[Math] Generate a polynomial w/ integer coefficients whose roots are rational values of sine/cosine

number theorypolynomialstrigonometry

I'm a high school calculus/precalculus teacher, so forgive me if the question is a little basic. One of my (very gifted) students recently came up with a construction yielding a quartic, one of whose roots was sin(80º) — which led me to the startling discovery that this (and, indeed, all rational values of sine/cosine (in degrees; that is, rational multiples of π)) are algebraic.

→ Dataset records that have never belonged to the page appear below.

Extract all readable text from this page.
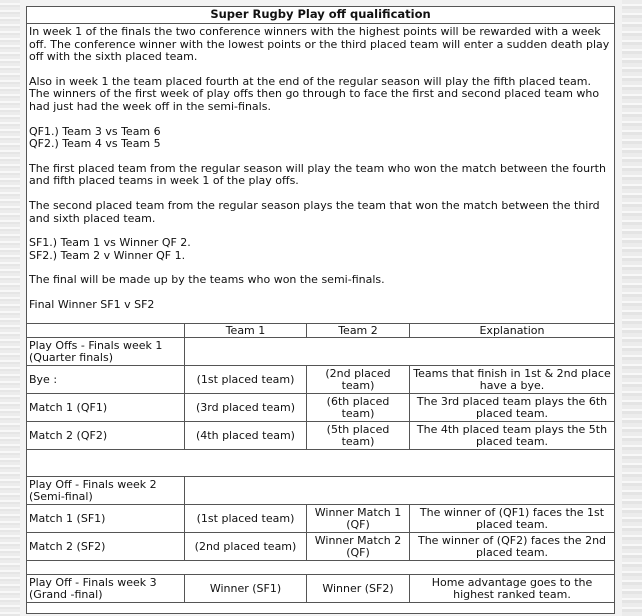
Super Rugby Play off qualification

In week 1 of the finals the two conference winners with the highest points will be rewarded with a week off. The conference winner with the lowest points or the third placed team will enter a sudden death play off with the sixth placed team.

Also in week 1 the team placed fourth at the end of the regular season will play the fifth placed team. The winners of the first week of play offs then go through to face the first and second placed team who had just had the week off in the semi-finals.

QF1.) Team 3 vs Team 6
QF2.) Team 4 vs Team 5

The first placed team from the regular season will play the team who won the match between the fourth and fifth placed teams in week 1 of the play offs.

The second placed team from the regular season plays the team that won the match between the third and sixth placed team.

SF1.) Team 1 vs Winner QF 2.
SF2.) Team 2 v Winner QF 1.

The final will be made up by the teams who won the semi-finals.

Final Winner SF1 v SF2

	Team 1	Team 2	Explanation
Play Offs - Finals week 1 (Quarter finals)			
Bye :	(1st placed team)	(2nd placed team)	Teams that finish in 1st & 2nd place have a bye.
Match 1 (QF1)	(3rd placed team)	(6th placed team)	The 3rd placed team plays the 6th placed team.
Match 2 (QF2)	(4th placed team)	(5th placed team)	The 4th placed team plays the 5th placed team.

Play Off - Finals week 2 (Semi-final)			
Match 1 (SF1)	(1st placed team)	Winner Match 1 (QF)	The winner of (QF1) faces the 1st placed team.
Match 2 (SF2)	(2nd placed team)	Winner Match 2 (QF)	The winner of (QF2) faces the 2nd placed team.

Play Off - Finals week 3 (Grand -final)	Winner (SF1)	Winner (SF2)	Home advantage goes to the highest ranked team.
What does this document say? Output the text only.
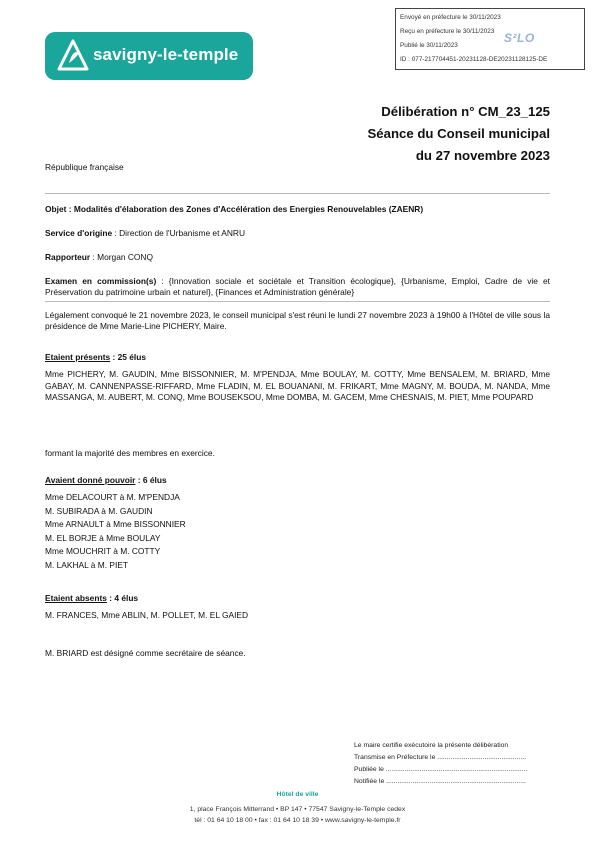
Envoyé en préfecture le 30/11/2023
Reçu en préfecture le 30/11/2023
Publié le 30/11/2023
ID : 077-217704451-20231128-DE20231128125-DE
S²LO
savigny-le-temple
Délibération n° CM_23_125
Séance du Conseil municipal
du 27 novembre 2023
République française
Objet : Modalités d'élaboration des Zones d'Accélération des Energies Renouvelables (ZAENR)
Service d'origine : Direction de l'Urbanisme et ANRU
Rapporteur : Morgan CONQ
Examen en commission(s) : {Innovation sociale et sociétale et Transition écologique}, {Urbanisme, Emploi, Cadre de vie et Préservation du patrimoine urbain et naturel}, {Finances et Administration générale}
Légalement convoqué le 21 novembre 2023, le conseil municipal s'est réuni le lundi 27 novembre 2023 à 19h00 à l'Hôtel de ville sous la présidence de Mme Marie-Line PICHERY, Maire.
Etaient présents : 25 élus
Mme PICHERY, M. GAUDIN, Mme BISSONNIER, M. M'PENDJA, Mme BOULAY, M. COTTY, Mme BENSALEM, M. BRIARD, Mme GABAY, M. CANNENPASSE-RIFFARD, Mme FLADIN, M. EL BOUANANI, M. FRIKART, Mme MAGNY, M. BOUDA, M. NANDA, Mme MASSANGA, M. AUBERT, M. CONQ, Mme BOUSEKSOU, Mme DOMBA, M. GACEM, Mme CHESNAIS, M. PIET, Mme POUPARD
formant la majorité des membres en exercice.
Avaient donné pouvoir : 6 élus
Mme DELACOURT à M. M'PENDJA
M. SUBIRADA à M. GAUDIN
Mme ARNAULT à Mme BISSONNIER
M. EL BORJE à Mme BOULAY
Mme MOUCHRIT à M. COTTY
M. LAKHAL à M. PIET
Etaient absents : 4 élus
M. FRANCES, Mme ABLIN, M. POLLET, M. EL GAIED
M. BRIARD est désigné comme secrétaire de séance.
Le maire certifie exécutoire la présente délibération
Transmise en Préfecture le ...............................................
Publiée le ...........................................................................
Notifiée le ..........................................................................
Hôtel de ville
1, place François Mitterrand • BP 147 • 77547 Savigny-le-Temple cedex
tél : 01 64 10 18 00 • fax : 01 64 10 18 39 • www.savigny-le-temple.fr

I've come across a number of proofs that the numbers are algebraic since, which, as I understand it, goes back to complex roots of unity. What I -haven't- seen, and would very much like to see/understand, is some general method for generating/constructing polynomials (w/ integer coefficients) whose roots are sine/cosine of rational values (in degrees). (My student's method only works for 80º/10º, 70º/20º, and 75º/15º, unfortunately). Would much appreciate…

Best Answer

If you like composing polynomials and Fermat's little theorem (and don't care about getting huge polynomials), you can use the facts that $\cos(2x) = 2\cos(x)^2 - 1$ and that if $x$ is a rational multiple of $\pi$, there will always be exponents $n$ and $m$ such that $\cos(2^n x) = \cos(2^m x)$.

Let $P(X) = 2X^2-1$.
If $x = \frac {2a \pi}b$ with odd $b$, then $2^{\phi(b)} = 1 \pmod {b}$, so that $2^{\phi(b)}x = x \pmod {2\pi}$, which means that $P^{(\phi(b))}(X) - X = P \circ P \circ \ldots \circ P (X) - X$ has $\cos(x)$ as a root.
And if $x = \frac {2a \pi}{b2^c}$ with odd $b$, you only have to pre-compose the above polynomial by $P$ $c$ times, so you get that $P^{(\phi(b)+c)}(X) - P^{(c)}(X)$ has $\cos(x)$ as a root.

And all the roots of those polynomials are some cosines of rational multiples of $\pi$ too.